C’è un filone marziale che racconta storie di lottatori invischiati in combattimenti clandestini, le quali sembrano risultare più affascinanti rispetto a storie di agonismo sportivo “legale”. Mentre film come “Karate Kid”, “I migliori” o “Senza esclusione di colpi 2” (titolo quest’ultimo di cui abbiamo precedentemente parlato), o come la più nota e celebre saga di “Rocky”, hanno basato le proprie storie sugli incontri “codificati” con tanto di arbitro e gong finale, c’è un genere marziale che invece parla dei Pit Fighter, lottatori che combattono in modo abusivo e “sporco” nei posti più sordidi della città.
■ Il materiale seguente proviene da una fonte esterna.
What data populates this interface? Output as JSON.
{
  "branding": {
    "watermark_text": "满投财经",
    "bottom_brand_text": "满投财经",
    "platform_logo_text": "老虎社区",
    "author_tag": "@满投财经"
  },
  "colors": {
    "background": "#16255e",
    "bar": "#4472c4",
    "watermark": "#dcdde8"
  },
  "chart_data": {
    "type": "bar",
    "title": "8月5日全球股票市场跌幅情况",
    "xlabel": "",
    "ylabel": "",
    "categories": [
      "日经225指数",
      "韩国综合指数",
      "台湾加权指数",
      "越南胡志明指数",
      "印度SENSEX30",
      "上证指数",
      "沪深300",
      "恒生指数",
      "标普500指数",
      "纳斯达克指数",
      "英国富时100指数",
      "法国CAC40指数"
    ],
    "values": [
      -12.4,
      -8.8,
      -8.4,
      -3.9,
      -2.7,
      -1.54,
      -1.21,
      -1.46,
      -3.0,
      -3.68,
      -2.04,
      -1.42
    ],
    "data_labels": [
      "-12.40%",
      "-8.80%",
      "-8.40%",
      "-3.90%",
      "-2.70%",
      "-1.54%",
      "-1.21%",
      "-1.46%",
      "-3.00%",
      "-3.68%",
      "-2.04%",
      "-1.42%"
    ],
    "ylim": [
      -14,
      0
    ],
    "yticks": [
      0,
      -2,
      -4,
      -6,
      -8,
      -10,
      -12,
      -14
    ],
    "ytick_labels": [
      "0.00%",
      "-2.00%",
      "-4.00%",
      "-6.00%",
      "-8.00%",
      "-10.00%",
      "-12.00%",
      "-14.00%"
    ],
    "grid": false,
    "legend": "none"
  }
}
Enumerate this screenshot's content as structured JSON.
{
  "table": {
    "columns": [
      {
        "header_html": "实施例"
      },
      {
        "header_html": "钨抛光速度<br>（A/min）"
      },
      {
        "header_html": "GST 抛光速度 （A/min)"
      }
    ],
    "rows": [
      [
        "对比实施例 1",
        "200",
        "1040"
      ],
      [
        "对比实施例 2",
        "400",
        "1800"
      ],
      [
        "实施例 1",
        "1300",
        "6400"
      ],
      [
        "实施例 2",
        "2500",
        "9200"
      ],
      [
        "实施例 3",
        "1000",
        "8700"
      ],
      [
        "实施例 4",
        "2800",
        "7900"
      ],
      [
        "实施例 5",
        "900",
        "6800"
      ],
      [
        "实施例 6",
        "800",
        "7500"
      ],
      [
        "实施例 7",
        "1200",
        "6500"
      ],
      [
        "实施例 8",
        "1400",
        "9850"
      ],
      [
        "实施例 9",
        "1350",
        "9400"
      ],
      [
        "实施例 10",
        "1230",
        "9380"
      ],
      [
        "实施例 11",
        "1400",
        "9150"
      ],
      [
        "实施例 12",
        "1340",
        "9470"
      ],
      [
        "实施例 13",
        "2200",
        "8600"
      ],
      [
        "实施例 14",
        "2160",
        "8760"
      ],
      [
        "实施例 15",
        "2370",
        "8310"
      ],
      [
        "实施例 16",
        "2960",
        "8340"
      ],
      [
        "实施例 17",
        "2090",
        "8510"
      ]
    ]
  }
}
L’illegalità degli incontri permette a questi film di poter incedere nella spettacolarità di alcune tecniche di arti marziali che, per la loro pericolosità, sarebbero penalizzate da ogni arbitro che si rispetti: inoltre si può aggiungere il pathos della morte per mano di un feroce avversario, elemento quasi del tutto assente dal genere sportivo.
Ma come si diventa Pit Fighter?
Nella realtà cinematografica, Pit Fighter lo si diventa perché costretti: mai per propria scelta. Scegliere infatti questa “professione” significherebbe guadagnare sulla violenza fisica, e conseguentemente (sempre secondo canoni cinematografici) sulla violenza morale: qualità che assolutamente non si addicono alle brave persone! Per essere quindi protagonisti dei film di questo genere, si deve aborrire la violenza fisica malgrado ci si sia allenati per anni... L’equazione non lascia scampo: essere protagonisti, secondo la morale filmica, significa essere l’eroe buono della storia, ed un eroe buono non ama la violenza ed anzi fa di tutto per evitarla. Non si scampa.
Quest’equazione cinematografica ha generato una galleria di personaggi straordinariamente identici: dal Léon di Jean-Claude Van Damme all’Eddie di Hector Echavarria, dal Miles di Lorenzo Lamas al Bone di Michael Jai White, la caratterizzazione del protagonista segue binari ben precisi.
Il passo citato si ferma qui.